Breite statt Bereich
Statt zwei Preisen wählen Sie eine Breite um den Peg. Schmale Breiten quotieren aggressiv nahe der Parität und verdienen tendenziell mehr, solange der Peg hält. Breitere Breiten quotieren auch bei tieferen Schwankungen weiter.
Wenn Pegs brechen
Depegs sind nicht hypothetisch: Die jüngere Geschichte reicht vom Wochenend-Wackler bis zum dauerhaften Kollaps.
- USDC, März 2023: fiel auf rund $0,88, nachdem Circle 3,3 Milliarden Dollar an Reserven bei der kollabierten Silicon Valley Bank offengelegt hatte, und erholte sich binnen Tagen, sobald die Regulierer die Einlagen garantierten.

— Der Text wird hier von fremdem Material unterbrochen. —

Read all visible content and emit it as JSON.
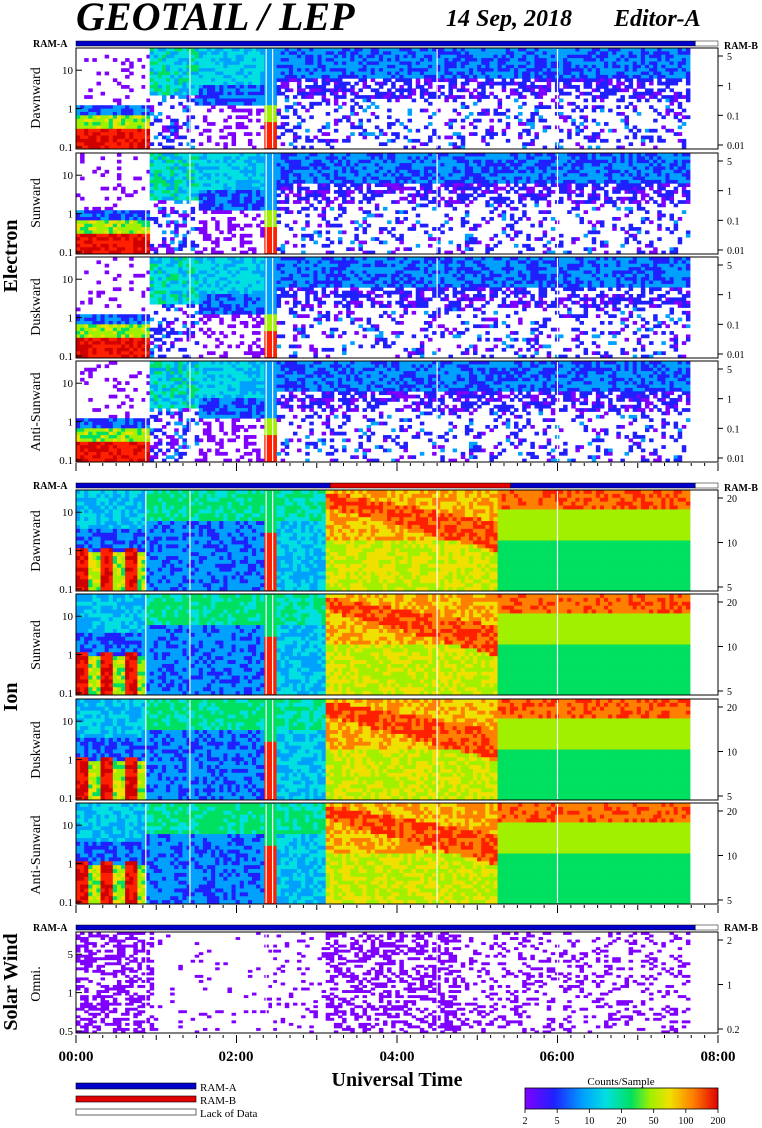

- stETH, Juni 2022: notierte während des Celsius- und Terra-Stresses wochenlang 5-7% unter ETH auf den Sekundärmärkten, solange direkte Rücktausche noch nicht live waren.

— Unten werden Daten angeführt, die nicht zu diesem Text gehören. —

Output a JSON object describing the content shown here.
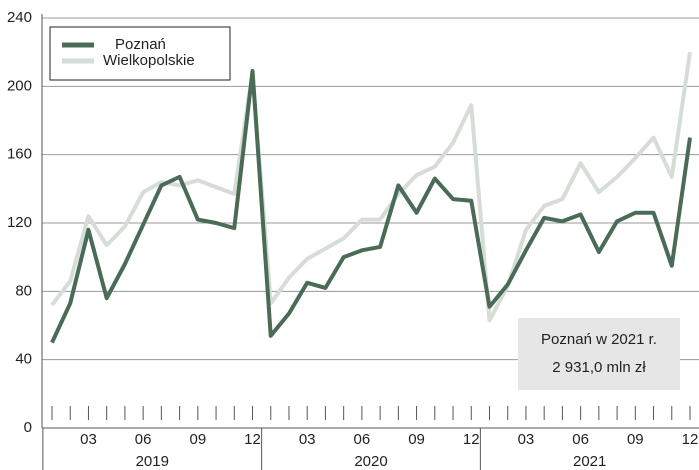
{
  "chart_data": {
    "type": "line",
    "categories": [
      null,
      null,
      "03",
      null,
      null,
      "06",
      null,
      null,
      "09",
      null,
      null,
      "12",
      null,
      null,
      "03",
      null,
      null,
      "06",
      null,
      null,
      "09",
      null,
      null,
      "12",
      null,
      null,
      "03",
      null,
      null,
      "06",
      null,
      null,
      "09",
      null,
      null,
      "12"
    ],
    "years": [
      "2019",
      "2020",
      "2021"
    ],
    "series": [
      {
        "name": "Poznań",
        "color": "#4a6b55",
        "values": [
          50,
          73,
          116,
          76,
          96,
          119,
          142,
          147,
          122,
          120,
          117,
          209,
          54,
          67,
          85,
          82,
          100,
          104,
          106,
          142,
          126,
          146,
          134,
          133,
          71,
          84,
          104,
          123,
          121,
          125,
          103,
          121,
          126,
          126,
          95,
          170
        ]
      },
      {
        "name": "Wielkopolskie",
        "color": "#d5ddd6",
        "values": [
          72,
          86,
          124,
          107,
          118,
          138,
          144,
          142,
          145,
          141,
          137,
          208,
          73,
          88,
          99,
          105,
          111,
          122,
          122,
          137,
          148,
          153,
          167,
          189,
          63,
          83,
          116,
          130,
          134,
          155,
          138,
          147,
          158,
          170,
          147,
          220
        ]
      }
    ],
    "ylim": [
      0,
      240
    ],
    "yticks": [
      0,
      40,
      80,
      120,
      160,
      200,
      240
    ],
    "grid": true,
    "legend": "upper left",
    "annotation": [
      "Poznań w 2021 r.",
      "2 931,0 mln zł"
    ]
  }
}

- UST, Mai 2022: ein algorithmischer Stablecoin, der seine Dollarbindung vollständig verlor. Er fiel binnen Tagen auf wenige Cent und erholte sich nie wieder.

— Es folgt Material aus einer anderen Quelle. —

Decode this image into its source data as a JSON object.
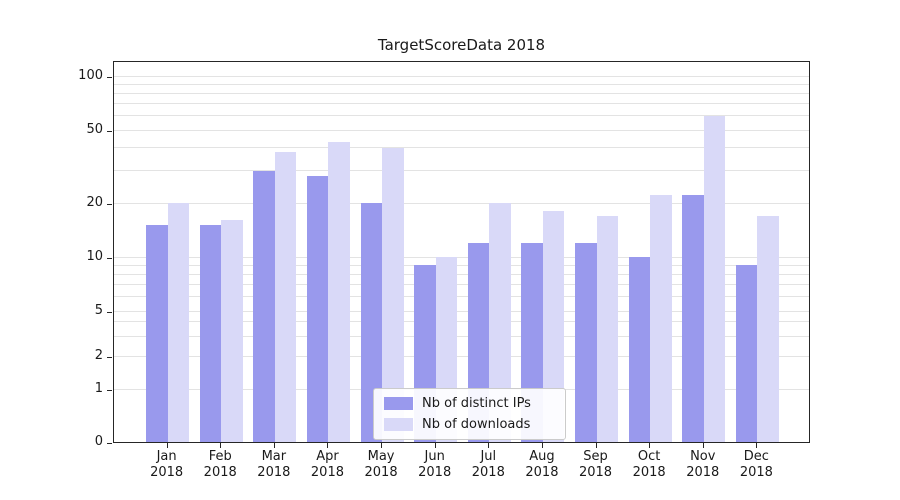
{
  "chart_data": {
    "type": "bar",
    "title": "TargetScoreData 2018",
    "categories": [
      "Jan",
      "Feb",
      "Mar",
      "Apr",
      "May",
      "Jun",
      "Jul",
      "Aug",
      "Sep",
      "Oct",
      "Nov",
      "Dec"
    ],
    "x_tick_second_line": "2018",
    "series": [
      {
        "name": "Nb of distinct IPs",
        "color": "#9999ed",
        "values": [
          15,
          15,
          30,
          28,
          20,
          9,
          12,
          12,
          12,
          10,
          22,
          9
        ]
      },
      {
        "name": "Nb of downloads",
        "color": "#d9d9f8",
        "values": [
          20,
          16,
          38,
          43,
          40,
          10,
          20,
          18,
          17,
          22,
          60,
          17
        ]
      }
    ],
    "y_scale": "symlog",
    "y_ticks": [
      0,
      1,
      2,
      5,
      10,
      20,
      50,
      100
    ],
    "grid_values": [
      1,
      2,
      3,
      4,
      5,
      6,
      7,
      8,
      9,
      10,
      20,
      30,
      40,
      50,
      60,
      70,
      80,
      90,
      100
    ],
    "ylim": [
      0,
      115
    ],
    "grid": true,
    "legend_position": "lower center"
  },
  "colors": {
    "grid": "#e3e3e3",
    "axis": "#262626",
    "background": "#ffffff",
    "legend_border": "#cbcbcb",
    "text": "#1a1a1a"
  }
}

Für eine gepeggte Position sehen diese Fälle anfangs identisch aus: Der Preis driftet aus der Breite und die Position sammelt das schwächere Asset an. Ein Wackler erholt sich später. Ein Kollaps nicht. Wählen Sie Paare, deren Deckung Sie verstehen, und bemessen Sie die Breite nach dem Ausfall, mit dem Sie leben können.
In der Praxis
- Stable-Paare: schmale Breite, kleine Gebühr, hohes Volumen.
- LST-Paare: etwas breitere Breite, um Rate-Drift abzufedern.
- Mit den Marktbedingungen anpassen: Schließen und Neueröffnen ist günstig, weil sich beim Schließen keine Token bewegen.